Omobono est peut-être le nom italien le plus littéral qui existe : il signifie simplement « homme bon » (homo + bonus). Il naît au latin médiéval comme nom-augure, et doit sa fortune à un personnage en chair et en os : Saint Omobono de Crémone, marchand du XIIe siècle qui fit de la charité sa raison de vivre, canonisé seulement deux ans après sa mort. Depuis lors, il est le patron des commerçants et des tailleurs.
Profondément lié à Crémone et à la Lombardie, le nom a une saveur ancienne et artisanale. Non sans raison, Antonio Stradivari le choisit aussi pour l'un de ses fils, en hommage au saint de la ville. Aujourd'hui, Omobono est extrêmement rare, presque propre aux livres d'histoire locale.
C'est un nom qui porte sur lui une éthique entière : qui le rencontre sourit et ne l'oublie pas, car il renferme en trois syllabes un petit programme de vie.
Omobono est la bonté qui se remonte les manches. Son nom ne laisse aucune échappatoire : « homme bon », et celui qui le porte semble prendre l'engagement au sérieux, avec une générosité qui cependant n'est jamais plaintive ou prédicatrice. La sienne est une bonté pratique, de boutique, héritée du saint marchand de Crémone : il aide vraiment, par les actes, souvent sans le dire à personne.
Il y a en lui le tempérament de l'artisan honnête : la parole donnée qui vaut un contrat, le soin du travail bien fait, le sens des responsabilités envers ceux qui dépendent de lui. Le 8 numérologique, chiffre du commerce et de la justice, en fait une personne concrète et fiable même dans les questions pratiques et économiques : il sait équilibrer les comptes sans jamais perdre de vue l'humanité de celui qu'il a en face.

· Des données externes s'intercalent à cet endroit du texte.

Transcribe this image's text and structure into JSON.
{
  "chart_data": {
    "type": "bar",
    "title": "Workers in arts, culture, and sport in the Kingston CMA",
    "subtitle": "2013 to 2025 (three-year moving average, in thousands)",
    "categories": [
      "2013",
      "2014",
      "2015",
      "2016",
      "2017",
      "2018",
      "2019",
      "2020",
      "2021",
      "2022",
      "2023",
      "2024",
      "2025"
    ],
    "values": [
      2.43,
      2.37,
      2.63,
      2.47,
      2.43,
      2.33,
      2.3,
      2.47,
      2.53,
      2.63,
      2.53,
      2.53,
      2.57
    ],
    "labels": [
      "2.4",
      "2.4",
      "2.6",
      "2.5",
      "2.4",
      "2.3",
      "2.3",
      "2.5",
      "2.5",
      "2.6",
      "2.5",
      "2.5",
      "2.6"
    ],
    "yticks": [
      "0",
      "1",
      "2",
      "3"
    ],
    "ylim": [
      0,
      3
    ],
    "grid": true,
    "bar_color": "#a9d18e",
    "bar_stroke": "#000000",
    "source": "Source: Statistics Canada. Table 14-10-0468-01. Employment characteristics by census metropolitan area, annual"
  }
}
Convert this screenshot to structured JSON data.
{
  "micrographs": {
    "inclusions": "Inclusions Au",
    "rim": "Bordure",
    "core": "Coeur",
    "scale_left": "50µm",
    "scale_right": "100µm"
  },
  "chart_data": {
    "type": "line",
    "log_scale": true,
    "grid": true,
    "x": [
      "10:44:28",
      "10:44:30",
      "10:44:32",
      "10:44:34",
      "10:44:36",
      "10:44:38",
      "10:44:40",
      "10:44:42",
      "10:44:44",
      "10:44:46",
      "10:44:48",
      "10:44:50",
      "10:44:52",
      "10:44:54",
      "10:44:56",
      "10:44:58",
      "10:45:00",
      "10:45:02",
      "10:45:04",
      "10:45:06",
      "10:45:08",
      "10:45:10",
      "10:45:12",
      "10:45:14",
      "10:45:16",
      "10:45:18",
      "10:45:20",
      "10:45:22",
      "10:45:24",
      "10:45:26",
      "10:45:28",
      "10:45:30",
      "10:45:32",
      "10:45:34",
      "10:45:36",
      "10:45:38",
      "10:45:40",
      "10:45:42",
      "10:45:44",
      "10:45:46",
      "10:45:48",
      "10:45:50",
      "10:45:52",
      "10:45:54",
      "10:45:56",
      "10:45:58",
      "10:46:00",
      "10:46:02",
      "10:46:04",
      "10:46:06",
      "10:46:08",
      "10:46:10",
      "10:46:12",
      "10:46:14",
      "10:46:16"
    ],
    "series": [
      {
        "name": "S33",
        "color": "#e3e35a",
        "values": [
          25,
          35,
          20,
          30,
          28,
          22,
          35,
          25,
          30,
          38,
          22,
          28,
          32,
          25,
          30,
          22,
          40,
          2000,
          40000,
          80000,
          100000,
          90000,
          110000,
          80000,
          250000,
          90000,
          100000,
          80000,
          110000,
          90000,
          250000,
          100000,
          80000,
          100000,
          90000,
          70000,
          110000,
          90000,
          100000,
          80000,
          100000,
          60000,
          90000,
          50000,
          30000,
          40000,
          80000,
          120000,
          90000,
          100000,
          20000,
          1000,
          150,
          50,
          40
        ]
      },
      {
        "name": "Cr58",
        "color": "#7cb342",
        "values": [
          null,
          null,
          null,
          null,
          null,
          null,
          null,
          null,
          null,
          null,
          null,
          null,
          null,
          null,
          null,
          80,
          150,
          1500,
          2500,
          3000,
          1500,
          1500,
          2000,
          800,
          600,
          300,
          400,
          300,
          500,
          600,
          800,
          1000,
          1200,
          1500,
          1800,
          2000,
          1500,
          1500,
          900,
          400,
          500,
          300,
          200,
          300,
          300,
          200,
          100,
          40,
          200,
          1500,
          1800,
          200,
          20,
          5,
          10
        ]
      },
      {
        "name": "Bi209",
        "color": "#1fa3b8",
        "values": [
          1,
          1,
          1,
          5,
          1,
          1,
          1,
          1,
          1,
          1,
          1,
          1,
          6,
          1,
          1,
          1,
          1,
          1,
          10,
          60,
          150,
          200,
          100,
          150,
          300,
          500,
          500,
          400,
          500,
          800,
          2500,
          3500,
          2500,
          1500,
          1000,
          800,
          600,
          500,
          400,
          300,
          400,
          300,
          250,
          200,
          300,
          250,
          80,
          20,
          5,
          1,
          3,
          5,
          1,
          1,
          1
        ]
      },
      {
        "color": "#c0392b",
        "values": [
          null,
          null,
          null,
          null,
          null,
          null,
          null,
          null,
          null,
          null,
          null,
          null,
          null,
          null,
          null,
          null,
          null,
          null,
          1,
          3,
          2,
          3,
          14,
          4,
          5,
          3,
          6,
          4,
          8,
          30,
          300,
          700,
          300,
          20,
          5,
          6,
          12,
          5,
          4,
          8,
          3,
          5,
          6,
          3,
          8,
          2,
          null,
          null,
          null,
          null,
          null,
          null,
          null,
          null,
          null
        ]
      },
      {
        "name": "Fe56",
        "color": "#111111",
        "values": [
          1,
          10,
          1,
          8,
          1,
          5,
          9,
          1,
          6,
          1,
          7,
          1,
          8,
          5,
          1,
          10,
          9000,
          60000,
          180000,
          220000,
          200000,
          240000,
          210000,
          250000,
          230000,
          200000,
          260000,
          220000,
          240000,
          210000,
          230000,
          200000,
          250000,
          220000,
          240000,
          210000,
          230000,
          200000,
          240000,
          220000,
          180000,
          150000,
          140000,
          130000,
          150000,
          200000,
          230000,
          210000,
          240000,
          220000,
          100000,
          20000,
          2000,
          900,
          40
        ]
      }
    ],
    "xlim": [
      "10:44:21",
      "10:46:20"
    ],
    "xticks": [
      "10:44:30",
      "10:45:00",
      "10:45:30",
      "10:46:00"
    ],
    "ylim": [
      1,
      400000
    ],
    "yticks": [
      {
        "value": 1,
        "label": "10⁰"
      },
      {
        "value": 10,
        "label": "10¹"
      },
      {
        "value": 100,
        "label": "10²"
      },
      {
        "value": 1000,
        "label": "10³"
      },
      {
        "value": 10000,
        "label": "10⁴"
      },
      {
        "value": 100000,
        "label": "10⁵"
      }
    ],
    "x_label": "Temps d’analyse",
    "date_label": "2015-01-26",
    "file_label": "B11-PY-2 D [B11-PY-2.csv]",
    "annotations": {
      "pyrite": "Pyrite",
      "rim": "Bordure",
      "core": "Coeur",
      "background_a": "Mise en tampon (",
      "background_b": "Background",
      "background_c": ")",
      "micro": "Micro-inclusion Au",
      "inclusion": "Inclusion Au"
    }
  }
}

Omobono est loyal d'une manière presque ancienne. Les amis et la famille sont un pacte sacré, et sa porte est toujours ouverte. Diplomatique par nature, il préfère recoudre que rompre, et sa réputation d'homme bien le précède. Il n'aime pas les projecteurs : il a plutôt du mal à recevoir des éloges, car il est convaincu que faire le bien est simplement ce qu'il faut faire.
Le risque, pour un caractère ainsi fait, est de se charger trop : dire toujours oui, se mettre en quatre pour tous, oublier ses propres besoins. Omobono doit se rappeler que même l'homme bon a le droit de se reposer et d'être aidé à son tour.
Mais son don reste impayable à une époque cynique : la capacité de croire que la bonté n'est pas naïveté mais intelligence du cœur. Omobono le démontre chaque jour, un geste concret à la fois, et qui le connaît sort de sa vie un peu meilleur qu'il n'y est entré.
Portrait ludique, à prendre avec le sourire — notre méthodologie.
Omobono, porteur d'une essence intrinsèquement vertueuse, n'aime pas avec la frénésie du prédateur, mais avec la constance ferme et rassurante du phare. Sa séduction est silencieuse, enracinée dans la générosité d'un cœur qui cherche la vérité dans l'intimité. Attiré par celui qui sait préserver l'innocence sans naïveté, Omobono construit des liens profonds, où la dévotion se transforme en passion quotidienne. Il ne cherche pas l'éphémère ; il désire une complicité qui défie le temps, une union où « homme bon » devient promesse de loyauté absolue. Cependant, sa nature honnête le rend vulnérable : la duplicité, la manipulation froide ou la cruauté subtile le blessent à mort, déclenchant un détachement glacé et définitif. Il ne tolère pas celui qui trahit la confiance, pilier sacré de son affection. Au lit, il est présent, attentif, capable de transformer l'acte amoureux en un rituel de connexion spirituelle et physique. Il aime pour construire, non pour consommer. Si son partenaire maintient la pureté d'intentions, Omobono offre un amour indestructible, chaud comme la pierre latine, solide comme l'histoire médiévale qu'il porte dans les noms de ses ancêtres.
Littéralement « homme bon », du latin homo (« homme ») et bonus (« bon »).
Un marchand de Crémone du XIIe siècle, célèbre pour sa charité, patron des commerçants et des tailleurs.
Le 13 novembre, mémoire de Saint Omobono de Crémone.
Aujourd'hui il est extrêmement rare, lié surtout à la tradition crémonaise et lombarde.
Oui : Antonio Stradivari appela Omobono l'un de ses fils, lui aussi luthier.